I had such high hopes. I’ve been reading Kristin Hannah for a long time – or maybe I should say, I’ve been listening to her for a long time. Historically, her books have fallen into the category of books that I’m willing to spend the time listening to (since I have a long commute), but I won’t invest the time to physically read. Lighter fiction, chick-lit sorta, but not literary fiction. With The Nightingale, I felt like Hannah made that leap from contemporary fiction to literary fiction. Her latest – The Great Alone – has received a ton of praise (you’ll be hard pressed to find a review that isn’t glowing), and so I was optimistic. But I think she’s stepped back with this one.
Synopsis of The Great Alone
First, a little bit about the book. It is the story of Leni Albright, who’s Vietnam POW father moves her and her mother (Cora) to the Alaskan wilderness. They are completely unprepared, and in addition, as is somewhat tritely stated along the way, the dangers inside the house, by way of her abusive father, become to feel way more risky than those outside. The father character reminded me some of Pat Conroy’s depiction of his own father in The Great Santini, completely without merit. There is some attempt to create sympathy for him due to his undiagnosed or treated PTSD, but for me that didn’t land. (Her allusions to his erratic behavior pre-war in parts with Cora’s parents unwound any progress she made on this front.) Quite frankly, I was about ten percent in before I was rooting for the bear that was touted as the ever-present danger to come and relieve me of Ernt Albright. (Spoiler – it didn’t happen. :-()

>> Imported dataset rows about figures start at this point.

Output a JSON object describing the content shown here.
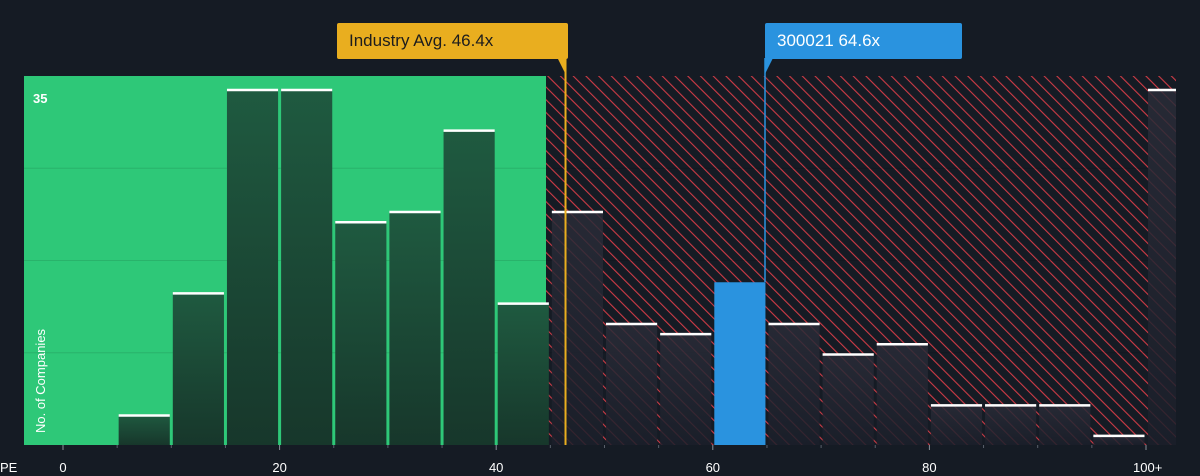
{
  "colors": {
    "background": "#151b24",
    "fair_zone": "#2ec878",
    "bar_dark": "#1b4a37",
    "overvalued_stripe": "#cf3b46",
    "company_bar": "#2a93df",
    "industry_line": "#e9ae1f",
    "bar_top": "#ffffff"
  },
  "callouts": {
    "industry": "Industry Avg. 46.4x",
    "company": "300021 64.6x"
  },
  "chart_data": {
    "type": "bar",
    "xlabel": "PE",
    "ylabel": "No. of Companies",
    "x_ticks": [
      {
        "value": 0,
        "label": "0"
      },
      {
        "value": 20,
        "label": "20"
      },
      {
        "value": 40,
        "label": "40"
      },
      {
        "value": 60,
        "label": "60"
      },
      {
        "value": 80,
        "label": "80"
      },
      {
        "value": 100,
        "label": "100+"
      }
    ],
    "y_ticks": [
      {
        "value": 35,
        "label": "35"
      }
    ],
    "ylim": [
      0,
      35
    ],
    "bin_width": 5,
    "bins": [
      5,
      10,
      15,
      20,
      25,
      30,
      35,
      40,
      45,
      50,
      55,
      60,
      65,
      70,
      75,
      80,
      85,
      90,
      95,
      100
    ],
    "values": [
      3,
      15,
      35,
      35,
      22,
      23,
      31,
      14,
      23,
      12,
      11,
      16,
      12,
      9,
      10,
      4,
      4,
      4,
      1,
      35
    ],
    "highlight_bin": 60,
    "industry_avg": 46.4,
    "company_pe": 64.6,
    "fair_zone_max": 44.6
  }
}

On Leni’s first day of school, she meets a boy that is the perfect friend, and it is no great leap that he’s going to be the love interest. And he is. Leni’s father begins a feud with her boyfriend’s father over the idea of “progress” for their off-the-grid community, and so dilemmas and conflict ensue. I’ll stop there to make this a spoiler-free review.

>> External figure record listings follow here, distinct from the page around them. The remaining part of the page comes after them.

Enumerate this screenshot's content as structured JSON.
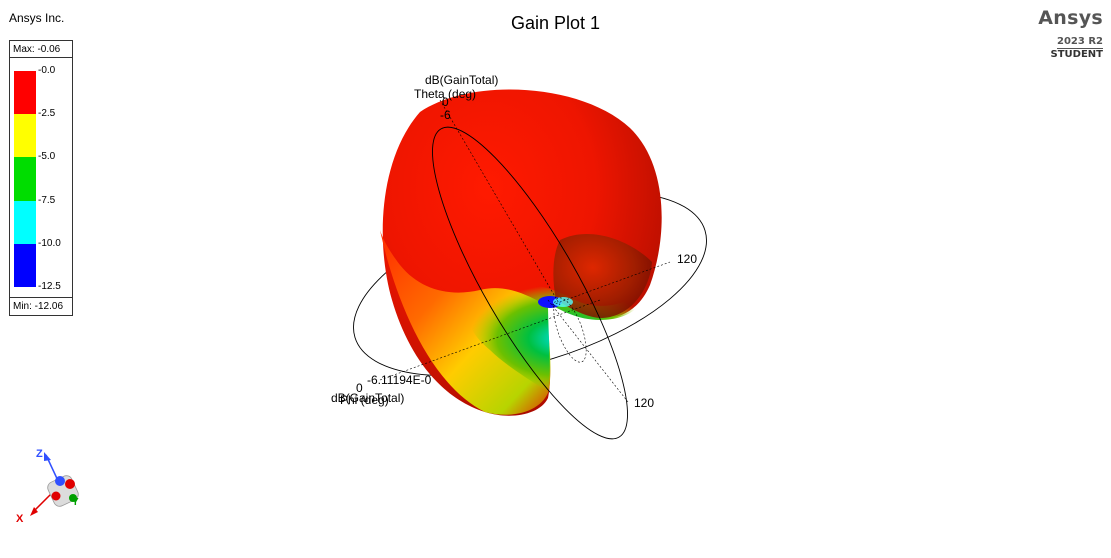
{
  "header": {
    "company": "Ansys Inc.",
    "brand_name": "Ansys",
    "brand_version": "2023 R2",
    "brand_edition": "STUDENT"
  },
  "chart_data": {
    "type": "3d-polar-surface",
    "title": "Gain Plot 1",
    "quantity": "dB(GainTotal)",
    "max": -0.06,
    "min": -12.06,
    "legend": {
      "max_label": "Max: -0.06",
      "min_label": "Min: -12.06",
      "ticks": [
        "-0.0",
        "-2.5",
        "-5.0",
        "-7.5",
        "-10.0",
        "-12.5"
      ],
      "bands": [
        "#ff0000",
        "#ffff00",
        "#00dd00",
        "#00ffff",
        "#0000ff"
      ],
      "placement": "top-left"
    },
    "axes": {
      "theta_quantity": "dB(GainTotal)",
      "theta_label": "Theta (deg)",
      "theta_zero": "0",
      "theta_value": "-6",
      "theta_tick": "120",
      "phi_quantity": "dB(GainTotal)",
      "phi_label": "Phi (deg)",
      "phi_zero": "0",
      "phi_value": "-6.11194E-0",
      "phi_tick": "120"
    }
  },
  "triad": {
    "x": "X",
    "y": "Y",
    "z": "Z"
  }
}
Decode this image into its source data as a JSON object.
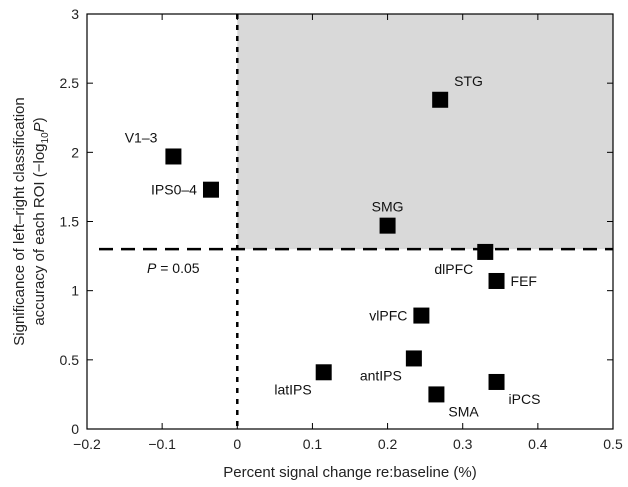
{
  "chart_data": {
    "type": "scatter",
    "xlabel": "Percent signal change re:baseline (%)",
    "ylabel_line1": "Significance of left–right classification",
    "ylabel_line2_prefix": "accuracy of each ROI (−log",
    "ylabel_line2_sub": "10",
    "ylabel_line2_var": "P",
    "ylabel_line2_suffix": ")",
    "xlim": [
      -0.2,
      0.5
    ],
    "ylim": [
      0,
      3
    ],
    "xticks": [
      -0.2,
      -0.1,
      0,
      0.1,
      0.2,
      0.3,
      0.4,
      0.5
    ],
    "xtick_labels": [
      "−0.2",
      "−0.1",
      "0",
      "0.1",
      "0.2",
      "0.3",
      "0.4",
      "0.5"
    ],
    "yticks": [
      0,
      0.5,
      1,
      1.5,
      2,
      2.5,
      3
    ],
    "ytick_labels": [
      "0",
      "0.5",
      "1",
      "1.5",
      "2",
      "2.5",
      "3"
    ],
    "threshold_y": 1.3,
    "threshold_label_var": "P",
    "threshold_label_rest": " = 0.05",
    "shaded_region": {
      "x": [
        0,
        0.5
      ],
      "y": [
        1.3,
        3
      ],
      "color": "#d9d9d9"
    },
    "marker_color": "#000000",
    "points": [
      {
        "label": "STG",
        "x": 0.27,
        "y": 2.38,
        "label_pos": "above-right"
      },
      {
        "label": "V1–3",
        "x": -0.085,
        "y": 1.97,
        "label_pos": "above-left"
      },
      {
        "label": "IPS0–4",
        "x": -0.035,
        "y": 1.73,
        "label_pos": "left"
      },
      {
        "label": "SMG",
        "x": 0.2,
        "y": 1.47,
        "label_pos": "above"
      },
      {
        "label": "dlPFC",
        "x": 0.33,
        "y": 1.28,
        "label_pos": "below-left"
      },
      {
        "label": "FEF",
        "x": 0.345,
        "y": 1.07,
        "label_pos": "right"
      },
      {
        "label": "vlPFC",
        "x": 0.245,
        "y": 0.82,
        "label_pos": "left"
      },
      {
        "label": "antIPS",
        "x": 0.235,
        "y": 0.51,
        "label_pos": "below-left"
      },
      {
        "label": "latIPS",
        "x": 0.115,
        "y": 0.41,
        "label_pos": "below-left"
      },
      {
        "label": "SMA",
        "x": 0.265,
        "y": 0.25,
        "label_pos": "below-right"
      },
      {
        "label": "iPCS",
        "x": 0.345,
        "y": 0.34,
        "label_pos": "below-right"
      }
    ]
  }
}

My Thoughts on The Great Alone
Before you think I hated this book, I didn’t. I liked it. But I only liked it. First, and to some extent I don’t even fault Hannah, this is another example of a contemporary novel that is suffering from bad editing. You may think that using the same metaphor (for example, the some element of the Alaskan wilderness was like a fairy tale) is the fault of the author, but I think that those types of errors should be edited out by someone who is looking out for their client. This particular metaphor is used three times in the first five chapters. Also, the winter scene is described as “white on white” multiple times. The stairs “zig-zag” multiple times. The same dialogue is used by multiple characters, which is fine if it is acknowledged appropriately.
There are two other things that irritated me. First, it has too many narrative lines. Typically, a novel has a primary narrative plot and a handful of others that support and tie in. This one seems to have at least three equally weighted plots – the one around Leni’s abusive father, one around the Leni and her mother’s relationship and finally the relationship between Leni and Matthew (the love interest). But none of these go from beginning to end as a main narrative plot should. There could even be an argument for a fourth one – Leni’s relationship with the setting – that in some ways supersedes the other three. Finally, and this is a lesser one, I’m not sure Hannah executed the third person omniscient view point very well. At times, it was pretty clunky and got in the way.
Buy it or Bail?
All that said, I think Hannah is writing about some important issues, and perhaps this novel will increase those conversations: the incredible need – particularly among veterans – for better mental health support, and, the need for better resources for battered women and their children. If for no other reason than this, it is a worthwhile read that will be entertaining along the way.